Frequently asked questions

Are you buying your first property?

If this is your first property and it is a new one, you will be entitled to several government grants. Refer to First Home New Home - General Information

What is the cooling off period and how does it affect me?

A cooling off period is the right of a purchaser of a property to cancel the agreement within 5 working days after inital exchnage of contracts. It offers some protection to purchasers that may have rushed into a contract to purchase a property or simply change their mind. The cooling off period does not always apply if, for example: - The property is purchased at auction - The property is purchased on the same day as the purchaser bid in auction for the property - The purchaser waives their cooling off rights by providing a section 66W certificate signed by a Conveyancer who has briefied his or her client with regards to the implications involved of waiving the cooling off period - The sale is a business

Who notifies the authorities that I have purchased a property?

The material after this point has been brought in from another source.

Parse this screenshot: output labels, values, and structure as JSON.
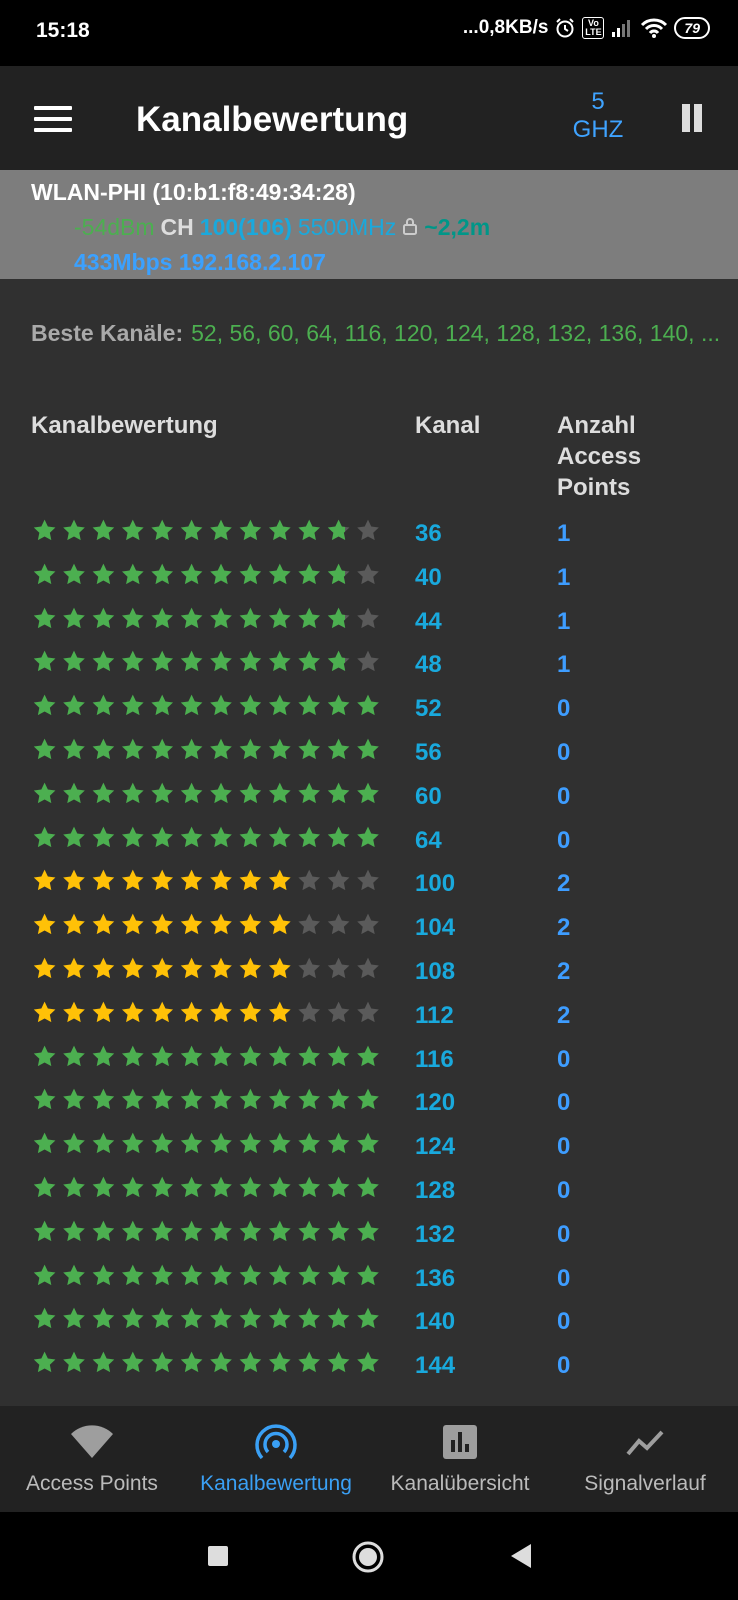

After settlement, the purchaser's conveyancer will notify the council, NSW Water Board and the Strata or Community Corporation (if applicable) of the new purchase. Other providers, however, will need to be notified by the buyer



Frequently asked questions

What is Conveyancing?

Conveyancing is the legal process of transferring the title of a property from one person to another

Why should I use a Conveyancer?

Buying or selling property is one of the most significant transactions of your life. Due to the financial and legal aspects of transferring property, the consequences of making a mistake can be both costly and distressing. By having a licensed conveyancer take care of your property transfer, their qualifications and experience will help protect your assets. A registered Conveyancer is tertiary qualified and has a comprehensive understanding of the law concerning property transactions. They are also required by law to carry professional indemnity insurance and fidelity insurance, and attend seminars to continually update their knowledge of the law. Unlike most solicitors that offer conveyancing, conveyancers only focus on property transfer instead of other legal matters.

What is a disbursement?

A disbursement is one of the operating expenses incurred during the process of searching and obtaining certificates from government authorities or local councils etc.

What happens if either party cannot settle on the due date?

Either party can issue a 'Notice to Complete' which means the other party has a reasonable time, usually 14 days (including weekends and public holidays), to settle the matter. If the vendor is in default and fails to settle, the purchaser has the right to terminate the contract and is eligible to receive their deposit back. Alternately, the purchaser may apply to the Court to have the vendor complete the agreement and relinquish possession. If the purchaser is in default, the vendor is permitted to charge the purchaser interest for the number of days settlement is delayed. The contract usually stipulates the applicable interest rate. When a 'Notice to Complete' is issued and purchaser fails to complete, the vendor may terminate the contract and keep the deposit, and can legally place the property back on the market to sell.

What happens at settlement time?

Settlement is the finalisation of the sale or purchase process. There are usually four parties involved - the buyer and sellers' conveyancers and the banks for the vendor and purchaser. On settlement, the purchaser's bank will exchange cheques as per the instructions of the purchaser's conveyancer and in return, receive the Certificate of Title and 'discharge of mortgage' (if applicable) from the seller's bank. If prior to settlement the property in question has been damaged, there is a sufficient amount of time to take care of discrepancies prior to settlement. On the settlement date, the keys are handed over to the purchaser and the deposit is released (from trust) to the seller. At this stage, the buyer's bank registers the change of title and mortgage, and their conveyancer notifies authorities (such as the council) of the change.